In need of a win, the Cubs will turn to Kyle Hendricks, who pitched four innings in the NLDS-clinching victory last week over the Nationals. Chicago won both of Hendricks' NLDS starts, but the Cubs will need to find a way to produce some offense after scoring just three runs and collecting only seven hits in the two weekend losses to the Dodgers.

Hendricks is 2-1 with a 3.15 ERA in three career starts against the Dodgers, whom he will face for the first time this year on Tuesday night. Despite the Cubs' 2-0 hole in the best-of-seven series, Hendricks said Monday he doesn't consider Tuesday a must-win.

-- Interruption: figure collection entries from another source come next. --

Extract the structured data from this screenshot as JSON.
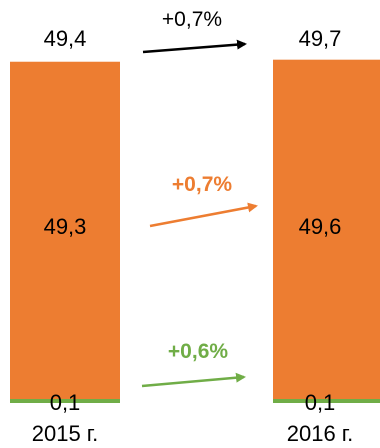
{
  "chart_data": {
    "type": "bar",
    "stacked": true,
    "categories": [
      "2015 г.",
      "2016 г."
    ],
    "series": [
      {
        "values": [
          0.1,
          0.1
        ],
        "color": "#70ad47"
      },
      {
        "values": [
          49.3,
          49.6
        ],
        "color": "#ed7d31"
      }
    ],
    "totals": [
      "49,4",
      "49,7"
    ],
    "segment_labels": [
      [
        "0,1",
        "49,3"
      ],
      [
        "0,1",
        "49,6"
      ]
    ],
    "changes": [
      {
        "label": "+0,7%",
        "color": "#000000",
        "applies_to": "total"
      },
      {
        "label": "+0,7%",
        "color": "#ed7d31",
        "applies_to": "series_2"
      },
      {
        "label": "+0,6%",
        "color": "#70ad47",
        "applies_to": "series_1"
      }
    ],
    "grid": false,
    "legend": "none"
  }
}
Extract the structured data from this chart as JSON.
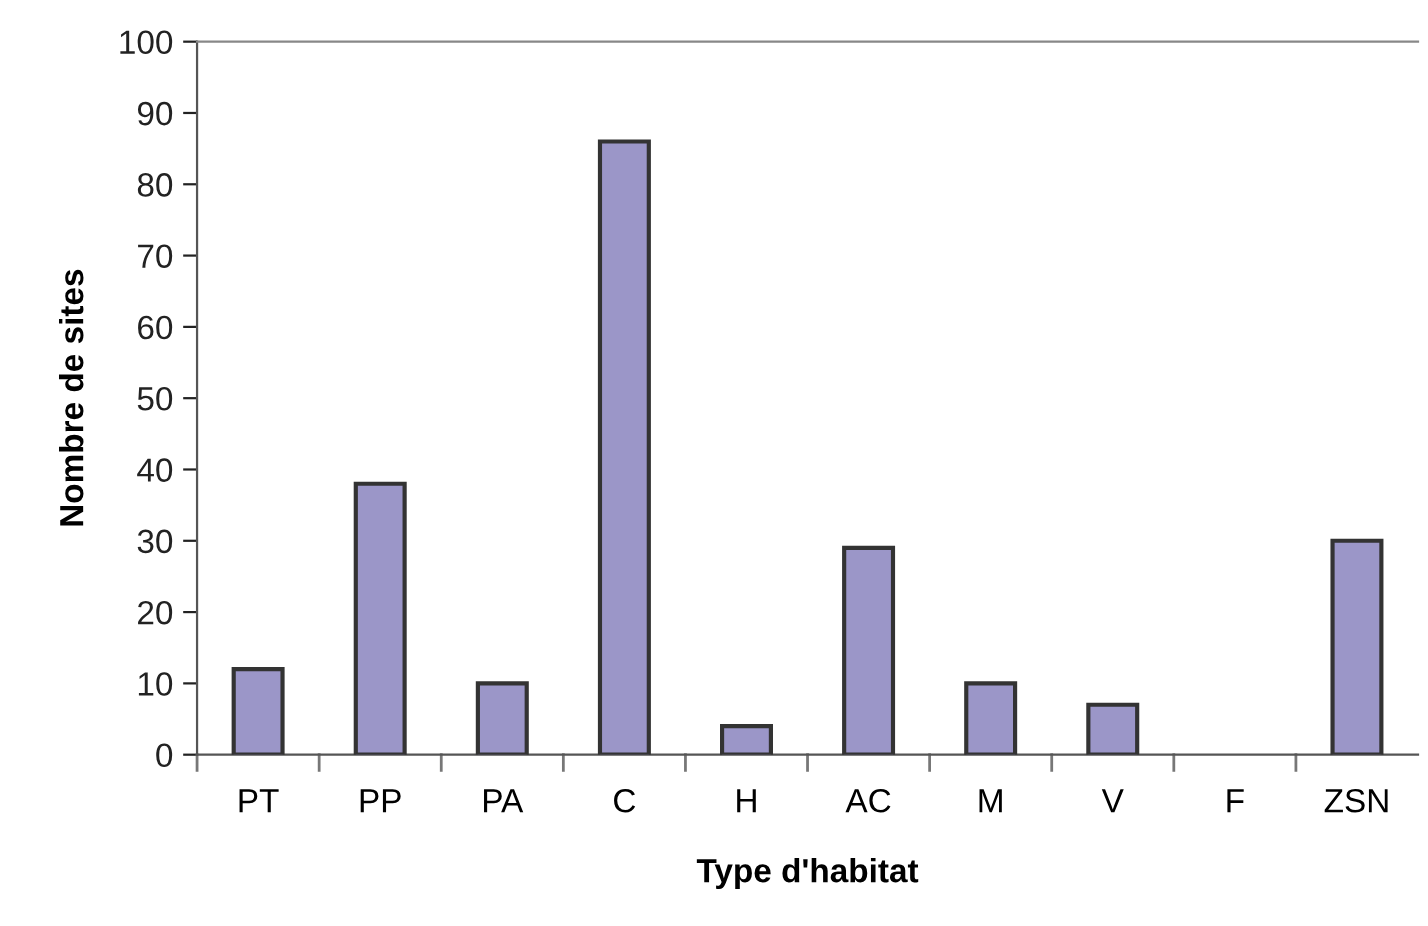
{
  "chart_data": {
    "type": "bar",
    "xlabel": "Type d'habitat",
    "ylabel": "Nombre de sites",
    "categories": [
      "PT",
      "PP",
      "PA",
      "C",
      "H",
      "AC",
      "M",
      "V",
      "F",
      "ZSN"
    ],
    "values": [
      12,
      38,
      10,
      86,
      4,
      29,
      10,
      7,
      0,
      30
    ],
    "color": "#9b96c8",
    "ylim": [
      0,
      100
    ],
    "yticks": [
      0,
      10,
      20,
      30,
      40,
      50,
      60,
      70,
      80,
      90,
      100
    ],
    "grid": false,
    "legend": false
  }
}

"Our team doesn't really approach games like that," Hendricks said. "You hear the way Joe (Maddon) speaks about it. For us, this is just Game 170, I think it's going to be. So, yeah, we're down 2-0. Obviously we know we need to get wins at this point. But approaching it as a must-win is a little extreme. We've just got to go out there and play our brand of baseball."

The Dodgers head into Tuesday still unbeaten in the postseason and confident after Justin Turner's ninth-inning, three-run blast Sunday night. Yu Darvish takes the mound for Los Angeles, having won his lone playoff start to date this year. On Oct. 9 against the Arizona Diamondbacks, he allowed one run, two hits and struck out seven over five innings in a 3-1 victory.

Darvish has allowed just two earned runs and struck out 28 in his past four outings dating back to the regular season. The right-hander will make just his second career start against the Cubs, after allowing two runs in 4 1/3 innings during a loss with the Texas Rangers in 2016.

The 31-year-old Japan native hopes to continue the mastery that the Dodgers have had in silencing Chicago's bats in the first two games of the series. But as much as the Cubs have struggled to hit thus far, Darvish realizes he has to be careful with a lineup that possesses plenty of dangerous hitters.

"They've got (a) really good lineup from top to bottom, and they play as a team so there is nobody in that lineup that I can get easy on," Darvish said. "So it's going to be a battle, and I just want to take one pitch at a time, one guy at a time."